Huevos Rancheros with Refritos & Ranchero Sauce

Serves 4

Ingredients

Refritos

* 1 batch Black Bean Refritos

Ranchero Sauce

* 1 batch Ranchero Sauce

For the Huevos Rancheros

* 8 eggs

* 8 corn tortillas

* 1 avocado, sliced

* 1 cup shredded cheddar, Monterey Jack, or crumbled cotija

* 1/4 cup cilantro, chopped

* Pickled red onions (optional)

* Lime wedges

Instructions

1. Prepare the Refritos

Make the refritos according to the recipe. Keep warm.

2. Prepare the Ranchero Sauce

Make the ranchero sauce and keep warm on low heat.

3. Crisp the Tortillas

Heat a skillet over medium-high heat.

Lightly fry each tortilla in a small amount of oil until crisp but not hard, about 1 minute per side. Drain on paper towels.

4. Fry the Eggs

Using the same skillet, fry the eggs sunny-side up or over easy. Season lightly with salt and pepper.

5. Assemble

For each serving:

1. Place two crisp tortillas on a plate.

2. Spread a generous layer of warm refritos on each tortilla.

3. Spoon ranchero sauce over the beans.

4. Top each tortilla with a fried egg.

5. Add avocado slices.

6. Sprinkle with cheese.

7. Garnish with cilantro and pickled onions.
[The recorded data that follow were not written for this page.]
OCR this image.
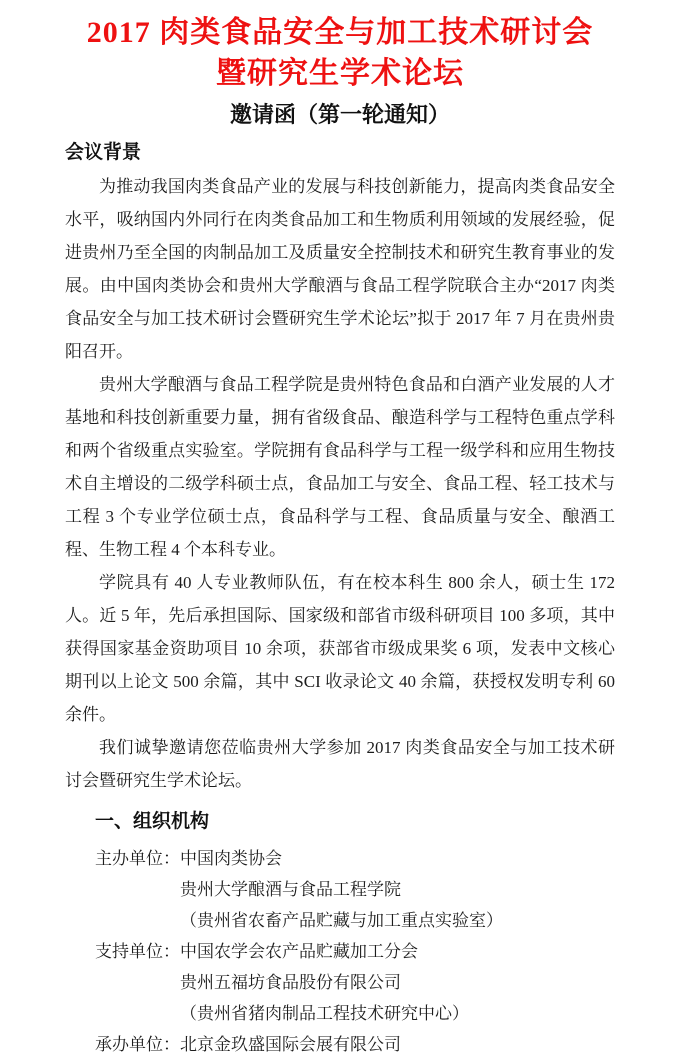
2017 肉类食品安全与加工技术研讨会
暨研究生学术论坛
邀请函（第一轮通知）
会议背景

为推动我国肉类食品产业的发展与科技创新能力，提高肉类食品安全水平，吸纳国内外同行在肉类食品加工和生物质利用领域的发展经验，促进贵州乃至全国的肉制品加工及质量安全控制技术和研究生教育事业的发展。由中国肉类协会和贵州大学酿酒与食品工程学院联合主办“2017 肉类食品安全与加工技术研讨会暨研究生学术论坛”拟于 2017 年 7 月在贵州贵阳召开。

贵州大学酿酒与食品工程学院是贵州特色食品和白酒产业发展的人才基地和科技创新重要力量，拥有省级食品、酿造科学与工程特色重点学科和两个省级重点实验室。学院拥有食品科学与工程一级学科和应用生物技术自主增设的二级学科硕士点，食品加工与安全、食品工程、轻工技术与工程 3 个专业学位硕士点，食品科学与工程、食品质量与安全、酿酒工程、生物工程 4 个本科专业。

学院具有 40 人专业教师队伍，有在校本科生 800 余人，硕士生 172 人。近 5 年，先后承担国际、国家级和部省市级科研项目 100 多项，其中获得国家基金资助项目 10 余项，获部省市级成果奖 6 项，发表中文核心期刊以上论文 500 余篇，其中 SCI 收录论文 40 余篇，获授权发明专利 60 余件。

我们诚挚邀请您莅临贵州大学参加 2017 肉类食品安全与加工技术研讨会暨研究生学术论坛。

一、组织机构
主办单位： 中国肉类协会
贵州大学酿酒与食品工程学院
（贵州省农畜产品贮藏与加工重点实验室）
支持单位： 中国农学会农产品贮藏加工分会
贵州五福坊食品股份有限公司
（贵州省猪肉制品工程技术研究中心）
承办单位： 北京金玖盛国际会展有限公司
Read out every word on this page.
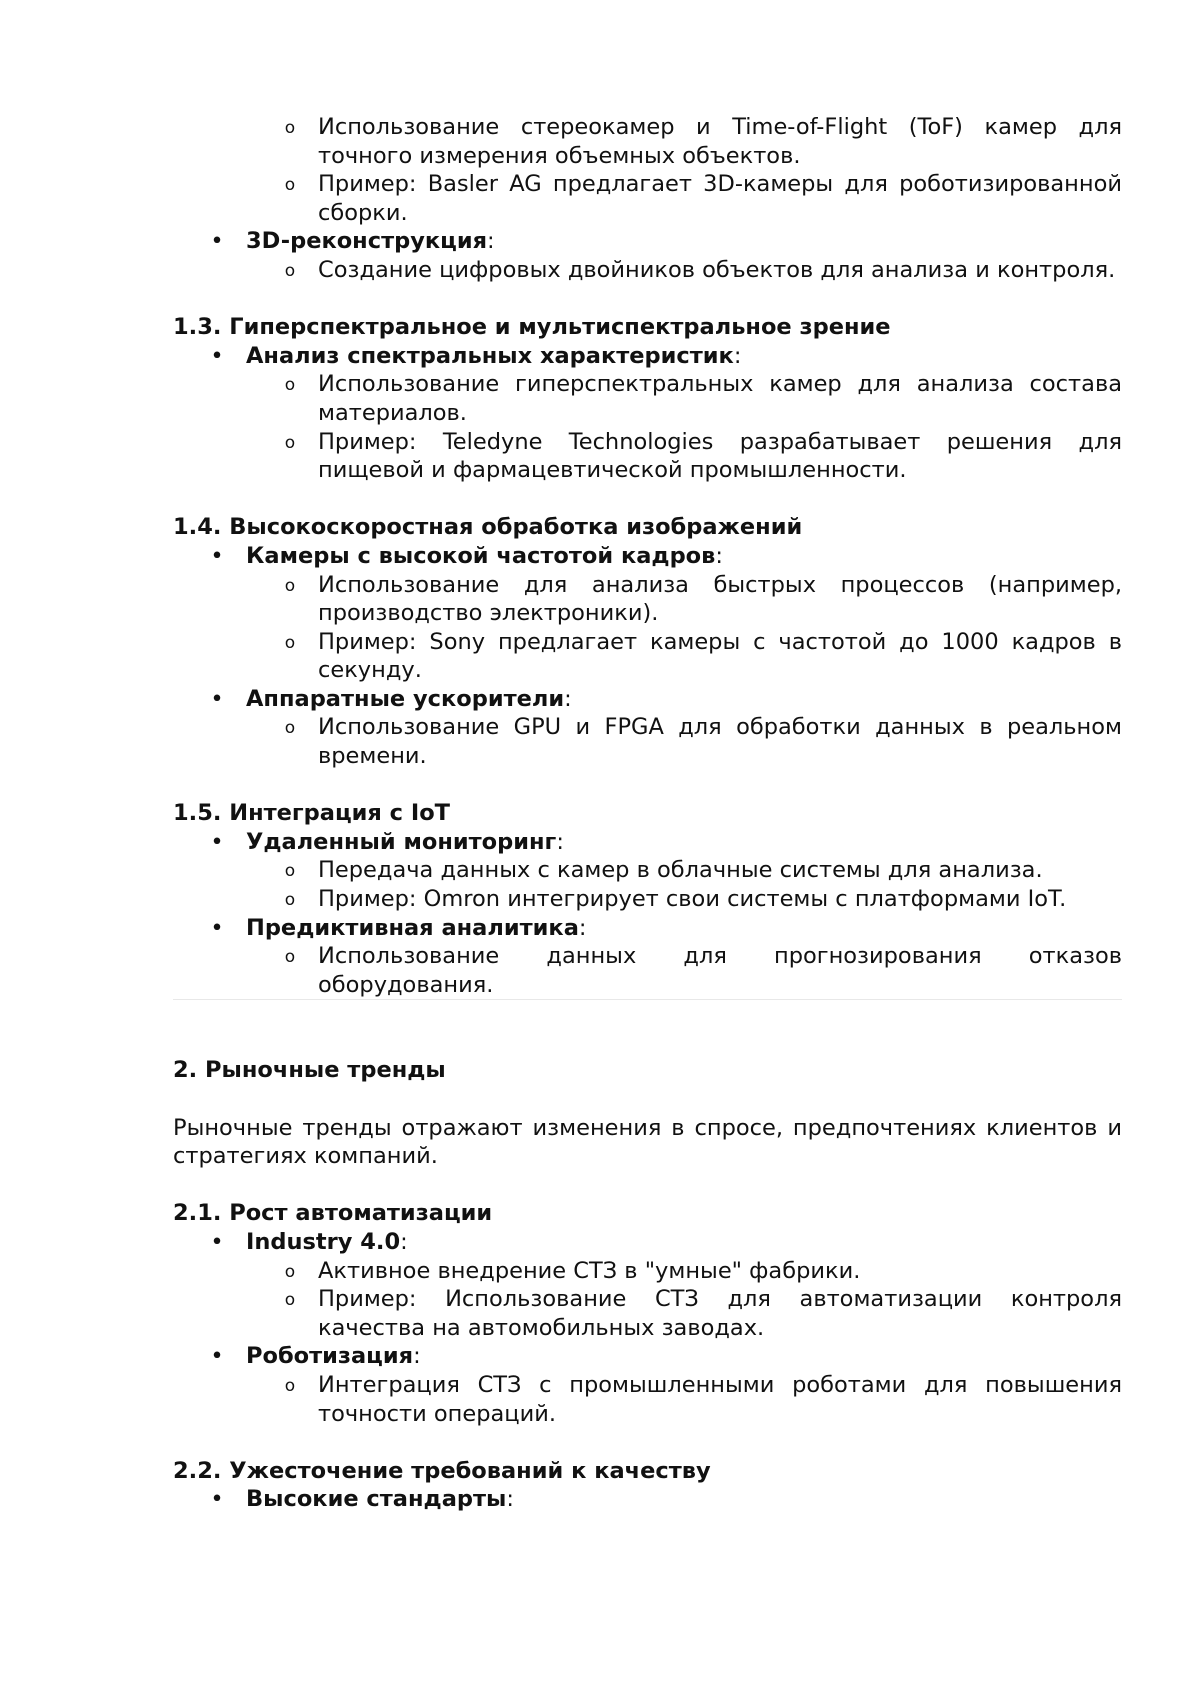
o Использование стереокамер и Time-of-Flight (ToF) камер для точного измерения объемных объектов.
o Пример: Basler AG предлагает 3D-камеры для роботизированной сборки.
• 3D-реконструкция:
o Создание цифровых двойников объектов для анализа и контроля.
1.3. Гиперспектральное и мультиспектральное зрение
• Анализ спектральных характеристик:
o Использование гиперспектральных камер для анализа состава материалов.
o Пример: Teledyne Technologies разрабатывает решения для пищевой и фармацевтической промышленности.
1.4. Высокоскоростная обработка изображений
• Камеры с высокой частотой кадров:
o Использование для анализа быстрых процессов (например, производство электроники).
o Пример: Sony предлагает камеры с частотой до 1000 кадров в секунду.
• Аппаратные ускорители:
o Использование GPU и FPGA для обработки данных в реальном времени.
1.5. Интеграция с IoT
• Удаленный мониторинг:
o Передача данных с камер в облачные системы для анализа.
o Пример: Omron интегрирует свои системы с платформами IoT.
• Предиктивная аналитика:
o Использование данных для прогнозирования отказов оборудования.
2. Рыночные тренды
Рыночные тренды отражают изменения в спросе, предпочтениях клиентов и стратегиях компаний.
2.1. Рост автоматизации
• Industry 4.0:
o Активное внедрение СТЗ в "умные" фабрики.
o Пример: Использование СТЗ для автоматизации контроля качества на автомобильных заводах.
• Роботизация:
o Интеграция СТЗ с промышленными роботами для повышения точности операций.
2.2. Ужесточение требований к качеству
• Высокие стандарты:
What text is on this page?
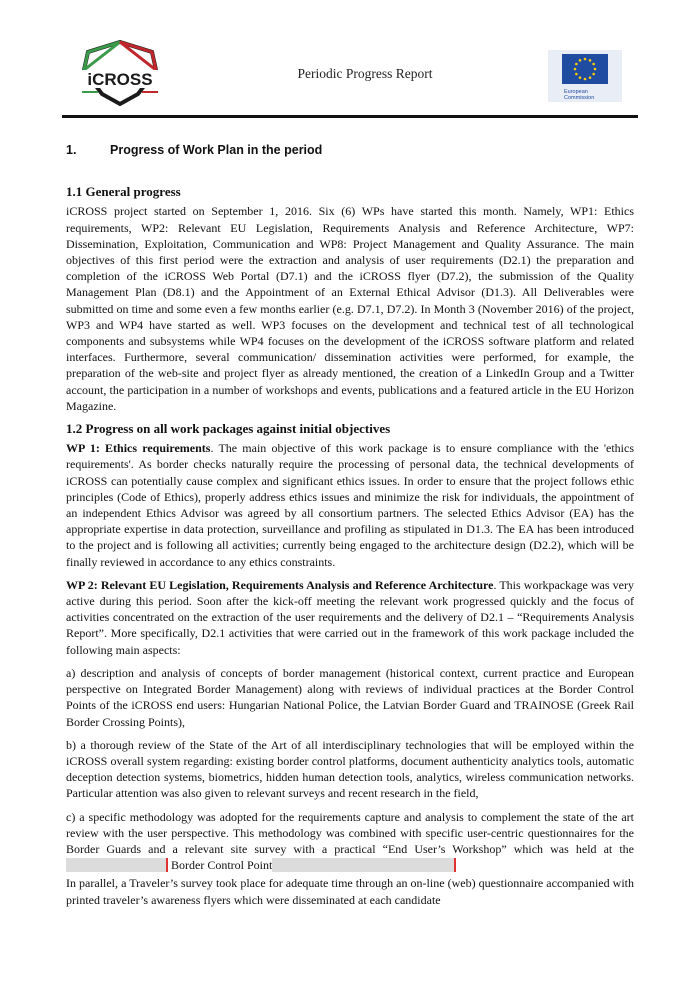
iCROSS	Periodic Progress Report
European
Commission
1.	Progress of Work Plan in the period
1.1 General progress

iCROSS project started on September 1, 2016. Six (6) WPs have started this month. Namely, WP1: Ethics requirements, WP2: Relevant EU Legislation, Requirements Analysis and Reference Architecture, WP7: Dissemination, Exploitation, Communication and WP8: Project Management and Quality Assurance. The main objectives of this first period were the extraction and analysis of user requirements (D2.1) the preparation and completion of the iCROSS Web Portal (D7.1) and the iCROSS flyer (D7.2), the submission of the Quality Management Plan (D8.1) and the Appointment of an External Ethical Advisor (D1.3). All Deliverables were submitted on time and some even a few months earlier (e.g. D7.1, D7.2). In Month 3 (November 2016) of the project, WP3 and WP4 have started as well. WP3 focuses on the development and technical test of all technological components and subsystems while WP4 focuses on the development of the iCROSS software platform and related interfaces. Furthermore, several communication/ dissemination activities were performed, for example, the preparation of the web-site and project flyer as already mentioned, the creation of a LinkedIn Group and a Twitter account, the participation in a number of workshops and events, publications and a featured article in the EU Horizon Magazine.

1.2 Progress on all work packages against initial objectives

WP 1: Ethics requirements. The main objective of this work package is to ensure compliance with the 'ethics requirements'. As border checks naturally require the processing of personal data, the technical developments of iCROSS can potentially cause complex and significant ethics issues. In order to ensure that the project follows ethic principles (Code of Ethics), properly address ethics issues and minimize the risk for individuals, the appointment of an independent Ethics Advisor was agreed by all consortium partners. The selected Ethics Advisor (EA) has the appropriate expertise in data protection, surveillance and profiling as stipulated in D1.3. The EA has been introduced to the project and is following all activities; currently being engaged to the architecture design (D2.2), which will be finally reviewed in accordance to any ethics constraints.

WP 2: Relevant EU Legislation, Requirements Analysis and Reference Architecture. This workpackage was very active during this period. Soon after the kick-off meeting the relevant work progressed quickly and the focus of activities concentrated on the extraction of the user requirements and the delivery of D2.1 – “Requirements Analysis Report”. More specifically, D2.1 activities that were carried out in the framework of this work package included the following main aspects:

a) description and analysis of concepts of border management (historical context, current practice and European perspective on Integrated Border Management) along with reviews of individual practices at the Border Control Points of the iCROSS end users: Hungarian National Police, the Latvian Border Guard and TRAINOSE (Greek Rail Border Crossing Points),

b) a thorough review of the State of the Art of all interdisciplinary technologies that will be employed within the iCROSS overall system regarding: existing border control platforms, document authenticity analytics tools, automatic deception detection systems, biometrics, hidden human detection tools, analytics, wireless communication networks. Particular attention was also given to relevant surveys and recent research in the field,

c) a specific methodology was adopted for the requirements capture and analysis to complement the state of the art review with the user perspective. This methodology was combined with specific user-centric questionnaires for the Border Guards and a relevant site survey with a practical “End User’s Workshop” which was held at the Border Control Point

In parallel, a Traveler’s survey took place for adequate time through an on-line (web) questionnaire accompanied with printed traveler’s awareness flyers which were disseminated at each candidate
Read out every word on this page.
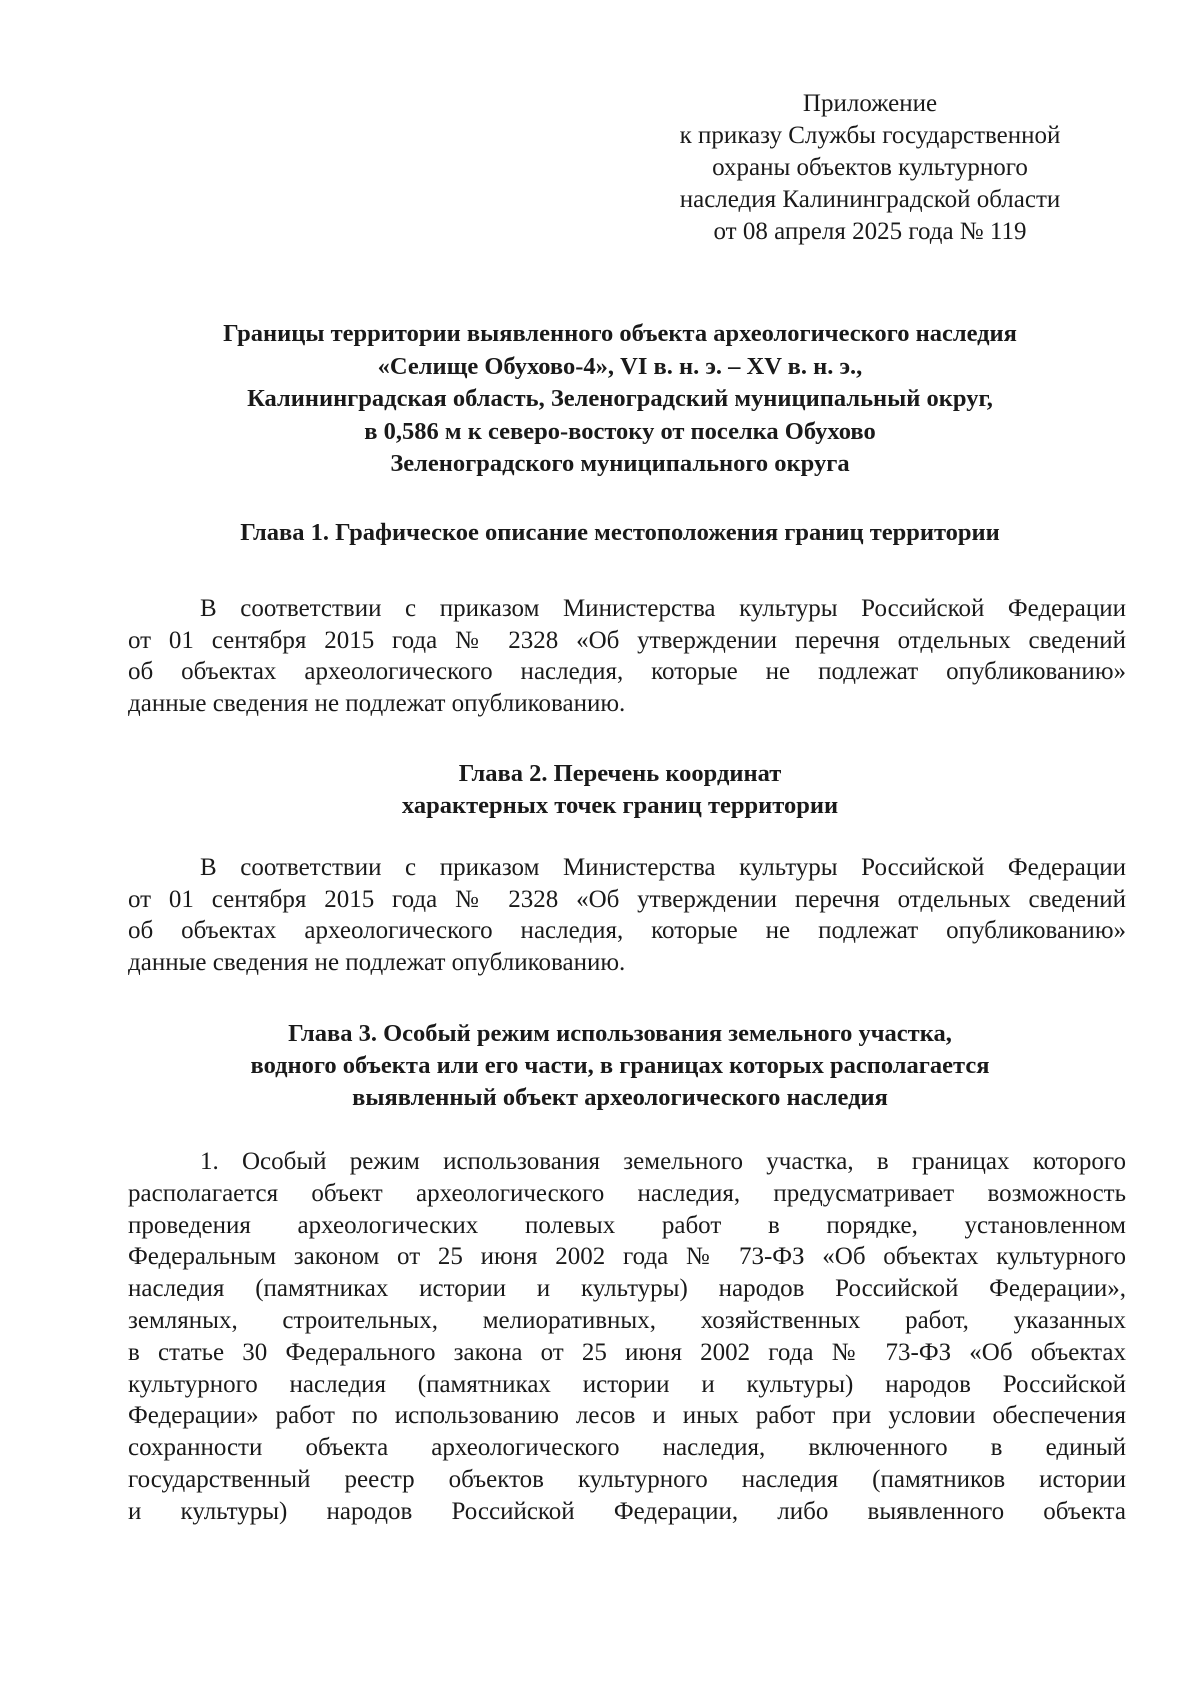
Приложение
к приказу Службы государственной
охраны объектов культурного
наследия Калининградской области
от 08 апреля 2025 года № 119
Границы территории выявленного объекта археологического наследия
«Селище Обухово-4», VI в. н. э. – XV в. н. э.,
Калининградская область, Зеленоградский муниципальный округ,
в 0,586 м к северо-востоку от поселка Обухово
Зеленоградского муниципального округа
Глава 1. Графическое описание местоположения границ территории
В соответствии с приказом Министерства культуры Российской Федерации
от 01 сентября 2015 года № 2328 «Об утверждении перечня отдельных сведений
об объектах археологического наследия, которые не подлежат опубликованию»
данные сведения не подлежат опубликованию.
Глава 2. Перечень координат
характерных точек границ территории
В соответствии с приказом Министерства культуры Российской Федерации
от 01 сентября 2015 года № 2328 «Об утверждении перечня отдельных сведений
об объектах археологического наследия, которые не подлежат опубликованию»
данные сведения не подлежат опубликованию.
Глава 3. Особый режим использования земельного участка,
водного объекта или его части, в границах которых располагается
выявленный объект археологического наследия
1. Особый режим использования земельного участка, в границах которого
располагается объект археологического наследия, предусматривает возможность
проведения археологических полевых работ в порядке, установленном
Федеральным законом от 25 июня 2002 года № 73-ФЗ «Об объектах культурного
наследия (памятниках истории и культуры) народов Российской Федерации»,
земляных, строительных, мелиоративных, хозяйственных работ, указанных
в статье 30 Федерального закона от 25 июня 2002 года № 73-ФЗ «Об объектах
культурного наследия (памятниках истории и культуры) народов Российской
Федерации» работ по использованию лесов и иных работ при условии обеспечения
сохранности объекта археологического наследия, включенного в единый
государственный реестр объектов культурного наследия (памятников истории
и культуры) народов Российской Федерации, либо выявленного объекта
8. Finish with a squeeze of lime.

Serving Notes

Serve with:

* Fresh fruit

* Mexican rice

* Roasted potatoes

* Extra ranchero sauce on the side

The combination of smoky chipotle-orange ranchero sauce, creamy black bean refritos, runny egg yolks, and crisp tortillas is what makes this dish a classic Mexican breakfast worth lingering over.